Compensation Orders at the CCMA

Feb 13, 2005


Compensation Orders at the CCMA

The following information may be useful to those of you who have to argue the question of compensation at the CCMA:

  • 1. Compensation is different from back pay, i.e. if someone is reinstated with retrospective effect, the amount payable is not “compensation” but remuneration due in terms of the individual’s contract. This means that the considerations mentioned below do not apply.
  • 2. If compensation is ordered in place of reinstatement, or for procedural unfairness, it should be borne in mind that
  • a. S 194 gives the arbitrator a discretion to award compensation equivalent to anything up to 12 months’ remuneration. This applies to unfair dismissal as well as unfair labour practice claims.
  • b. The arbitrator’s discretion must be exercised “judicially”. This means that the commissioner has a duty to give full reasons why he / she awards, e.g. 3, 7 or 12 months’ remuneration as compensation. If no reasons are provided in the award, the possibility of a review exists on the basis that the discretion was not exercised judicially but arbitrarily or “capriciously”. Factors that influence the amount awarded will include
  • i. Whether the dismissal is both substantively and procedurally unfair;
  • ii. Any unreasonable delay on the part of the employee in initiating or prosecuting the referral to the CCMA;
  • iii. Actual financial loss suffered by the employee as a result of the dismissal, e.g. salary;
  • iv. The employee’s length of service;
  • v. The employee’s prospects of finding alternative employment;
  • vi. The seriousness of the harm done to the employer by the employee’s misconduct;
  • vii. The amount already received from the employer by way of termination benefits;
  • viii. Whether the employer has already provided some kind of redress, e.g. a favourable reference, or alternative employment, or an unconditional offer of reinstatement, or an unconditional offer to conduct a fresh hearing;
  • ix. The degree to which the employer’s attempts to provide redress have been frustrated by the employer;
  • x. The employer’s financial position.
  • c. The CCMA director will decline to certify awards (for execution purposes) that require compensation or other monies (e.g. arrear salary) to be paid if the award does not stipulate the actual date by which it must be paid, i.e. the award should not merely state that the money must be paid within 30 days but specify the date by which payment must be made, e.g. 1 December 2005. Although this does not constitute a ground for review, it does buy the employer time if it is considering a review.
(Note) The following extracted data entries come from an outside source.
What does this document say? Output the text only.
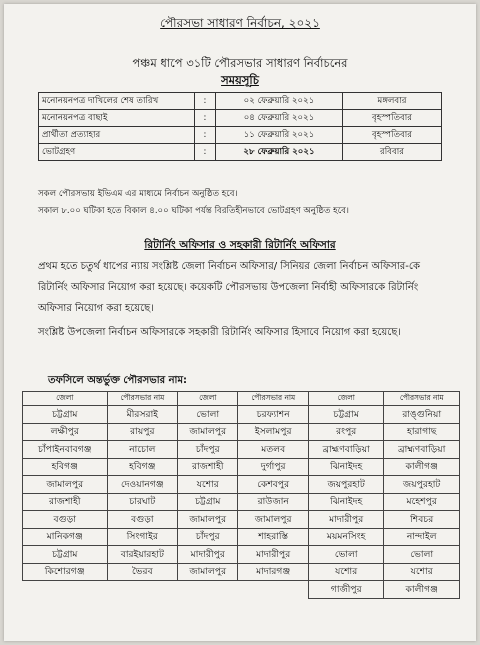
পৌরসভা সাধারণ নির্বাচন, ২০২১
পঞ্চম ধাপে ৩১টি পৌরসভার সাধারণ নির্বাচনের
সময়সূচি
মনোনয়নপত্র দাখিলের শেষ তারিখ	:	০২ ফেব্রুয়ারি ২০২১	মঙ্গলবার
মনোনয়নপত্র বাছাই	:	০৪ ফেব্রুয়ারি ২০২১	বৃহস্পতিবার
প্রার্থীতা প্রত্যাহার	:	১১ ফেব্রুয়ারি ২০২১	বৃহস্পতিবার
ভোটগ্রহণ	:	২৮ ফেব্রুয়ারি ২০২১	রবিবার
সকল পৌরসভায় ইভিএম এর মাধ্যমে নির্বাচন অনুষ্ঠিত হবে।
সকাল ৮.০০ ঘটিকা হতে বিকাল ৪.০০ ঘটিকা পর্যন্ত বিরতিহীনভাবে ভোটগ্রহণ অনুষ্ঠিত হবে।
রিটার্নিং অফিসার ও সহকারী রিটার্নিং অফিসার
প্রথম হতে চতুর্থ ধাপের ন্যায় সংশ্লিষ্ট জেলা নির্বাচন অফিসার/ সিনিয়র জেলা নির্বাচন অফিসার-কে রিটার্নিং অফিসার নিয়োগ করা হয়েছে। কয়েকটি পৌরসভায় উপজেলা নির্বাহী অফিসারকে রিটার্নিং অফিসার নিয়োগ করা হয়েছে।
সংশ্লিষ্ট উপজেলা নির্বাচন অফিসারকে সহকারী রিটার্নিং অফিসার হিসাবে নিয়োগ করা হয়েছে।
তফসিলে অন্তর্ভুক্ত পৌরসভার নাম:
জেলা	পৌরসভার নাম	জেলা	পৌরসভার নাম	জেলা	পৌরসভার নাম
চট্টগ্রাম	মীরসরাই	ভোলা	চরফ্যাশন	চট্টগ্রাম	রাঙ্গুনিয়া
লক্ষীপুর	রায়পুর	জামালপুর	ইসলামপুর	রংপুর	হারাগাছ
চাঁপাইনবাবগঞ্জ	নাচোল	চাঁদপুর	মতলব	ব্রাহ্মণবাড়িয়া	ব্রাহ্মণবাড়িয়া
হবিগঞ্জ	হবিগঞ্জ	রাজশাহী	দুর্গাপুর	ঝিনাইদহ	কালীগঞ্জ
জামালপুর	দেওয়ানগঞ্জ	যশোর	কেশবপুর	জয়পুরহাট	জয়পুরহাট
রাজশাহী	চারঘাট	চট্টগ্রাম	রাউজান	ঝিনাইদহ	মহেশপুর
বগুড়া	বগুড়া	জামালপুর	জামালপুর	মাদারীপুর	শিবচর
মানিকগঞ্জ	সিংগাইর	চাঁদপুর	শাহরাস্তি	ময়মনসিংহ	নান্দাইল
চট্টগ্রাম	বারইয়ারহাট	মাদারীপুর	মাদারীপুর	ভোলা	ভোলা
কিশোরগঞ্জ	ভৈরব	জামালপুর	মাদারগঞ্জ	যশোর	যশোর
				গাজীপুর	কালীগঞ্জ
This information is published for general information purposes and is not intended to constitute legal advice and should not be construed as such. Specialist legal advice should always be sought in relation to any particular situation. Maserumule will accept no responsibility for any actions taken or not taken on the basis of this publication. Consent must be obtained from Maserumule before the information provided herein is reproduced in any way. No person shall have any claim of any nature whatsoever arising out of, or in connection with, the information provided herein against Maserumule and/or any of its personnel.